La doctrine a été dénoncée à maintes reprises
comme une farce. Mais en vain. L'armée de l'air n'a pas vaincu les usines
terroristes palestiniennes en Judée et en Samarie en 2002. Ce sont les forces
terrestres qui l'ont fait. L'armée de l'air n'a jamais eu de réponse aux
missiles du Hezbollah au nord et du Hamas au sud. Sans brigades régionales pour
défendre les frontières, les frontières "de temps de paix" d'Israël
avec la Jordanie à l'est et l'Égypte à l'ouest sont devenues des autoroutes
pour les trafiquants d'armes.
Les avertissements de Brick sont tombés dans
l'oreille d'un sourd jusqu'à ce que l'erreur de la "petite armée
intelligente" soit anéantie par les envahisseurs du Hamas le 7 octobre. La
"clôture intelligente"
d'Israël, d'une valeur de plusieurs milliards de shekels, a été abattue par des
bulldozers. Son système de réponse automatique a été anéanti par des
lance-roquettes. Des centaines de soldats chargés de surveiller ces merveilles
technologiques sans valeur ont été massacrés ou kidnappés. Tout a échoué.
Un
concentré de tout ce qui est oppressif
Cela nous amène à la deuxième hypothèse
sous-jacente qui a guidé l'établissement de la sécurité israélienne au cours de
la dernière génération. Cette hypothèse, également défendue par Barak, affirmait
que l'atout stratégique le plus
important d'Israël était les États-Unis.
Si l'on met de côté le fait évident qu'une
stratégie de dépendance à l'égard d'un acteur extérieur vide effectivement
l'indépendance nationale de sa substance, le concept de dépendance de Barak
semble à première vue raisonnable.
Les Américains ont sauvé Israël avec leur
pont aérien d'armes lors de la guerre du Kippour en 1973. En 1992, les
États-Unis étaient la seule superpuissance mondiale. Israël étant considéré
comme le "mini-moi" de Washington, les pays du monde entier faisaient
la queue pour être amis avec Israël, qu'ils percevaient comme la porte d'entrée
de Washington. La grande majorité des Américains soutient Israël. L'aide
militaire américaine à Israël bénéficiait d'un large soutien bipartisan.

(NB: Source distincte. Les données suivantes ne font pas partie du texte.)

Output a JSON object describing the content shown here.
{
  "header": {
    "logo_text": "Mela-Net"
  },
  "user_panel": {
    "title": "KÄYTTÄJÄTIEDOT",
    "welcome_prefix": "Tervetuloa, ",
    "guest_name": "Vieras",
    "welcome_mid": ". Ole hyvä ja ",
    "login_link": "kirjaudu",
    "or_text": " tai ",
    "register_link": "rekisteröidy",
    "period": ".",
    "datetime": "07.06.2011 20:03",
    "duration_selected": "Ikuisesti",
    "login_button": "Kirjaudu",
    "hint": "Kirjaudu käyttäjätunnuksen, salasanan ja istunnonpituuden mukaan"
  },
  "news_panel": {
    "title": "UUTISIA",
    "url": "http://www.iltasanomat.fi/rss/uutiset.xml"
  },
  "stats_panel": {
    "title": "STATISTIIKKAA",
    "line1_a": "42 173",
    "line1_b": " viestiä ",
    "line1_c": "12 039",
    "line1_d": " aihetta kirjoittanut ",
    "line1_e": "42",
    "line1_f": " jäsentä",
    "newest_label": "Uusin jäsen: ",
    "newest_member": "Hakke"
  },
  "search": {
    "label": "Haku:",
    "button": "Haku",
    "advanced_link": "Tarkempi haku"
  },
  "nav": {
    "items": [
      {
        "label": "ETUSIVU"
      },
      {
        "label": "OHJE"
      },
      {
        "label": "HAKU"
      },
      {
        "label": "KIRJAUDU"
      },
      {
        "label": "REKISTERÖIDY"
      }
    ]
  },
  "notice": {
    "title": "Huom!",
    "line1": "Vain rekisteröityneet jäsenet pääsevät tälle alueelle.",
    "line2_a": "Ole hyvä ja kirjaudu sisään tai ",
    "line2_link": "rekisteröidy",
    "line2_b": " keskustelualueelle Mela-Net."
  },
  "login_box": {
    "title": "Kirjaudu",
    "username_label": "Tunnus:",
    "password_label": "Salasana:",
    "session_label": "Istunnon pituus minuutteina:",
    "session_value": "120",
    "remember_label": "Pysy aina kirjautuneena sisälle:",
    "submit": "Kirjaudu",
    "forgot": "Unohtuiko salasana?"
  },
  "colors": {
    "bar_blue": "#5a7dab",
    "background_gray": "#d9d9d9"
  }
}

Sous l'emprise de la doctrine de dépendance
américaine de Barak, Israël a réduit ses
capacités de production militaire nationales. Presque tout ce qu'il avait
produit dans le pays - des uniformes aux fusils, en passant par les balles,
l'artillerie et les obus de chars - a été fermé. Des milliers de travailleurs
de l'industrie militaire ont perdu leur emploi. Les connaissances ont été
perdues. Les contrats ont été transférés
aux États-Unis. Même les projets développés conjointement par des
ingénieurs israéliens et financés par l'Amérique ont été transférés aux
États-Unis pour y être produits. C'est ainsi que les missiles israéliens pour Iron Dome sont exclusivement produits aux
États-Unis.
Outre Barak, les plus grands champions de la
doctrine de la dépendance étaient les généraux de l'armée de l'air. Sous leur
direction, l'armée de l'air israélienne est effectivement devenue un atout pour
les États-Unis. L'armée de l'air ne peut
fonctionner sans les plates-formes, les pièces détachées et les bombes
américaines. Toutes les munitions de l'armée de l'air sont fabriquées aux
États-Unis.
Mais même dans les années 1990 et 2000, des
signes apparaissaient sur les murs, indiquant que les choses étaient en train
de changer en Amérique. Une génération après avoir émergé de la guerre froide
en tant que seule superpuissance mondiale, les États-Unis luttent contre la
menace de la Chine, qui les surpasse dans plusieurs technologies clés.
Sous
l'emprise de la mondialisation, les États-Unis ont vidé leur base industrielle
de sa substance. Même s'ils le voulaient, ils
seraient aujourd'hui bien en peine de répéter en temps réel le pont aérien de
1973.
Pire encore, la fin de la guerre froide a
initié des changements dans la société américaine qui, au cours des 20
dernières années, ont explosé en transformations convulsives.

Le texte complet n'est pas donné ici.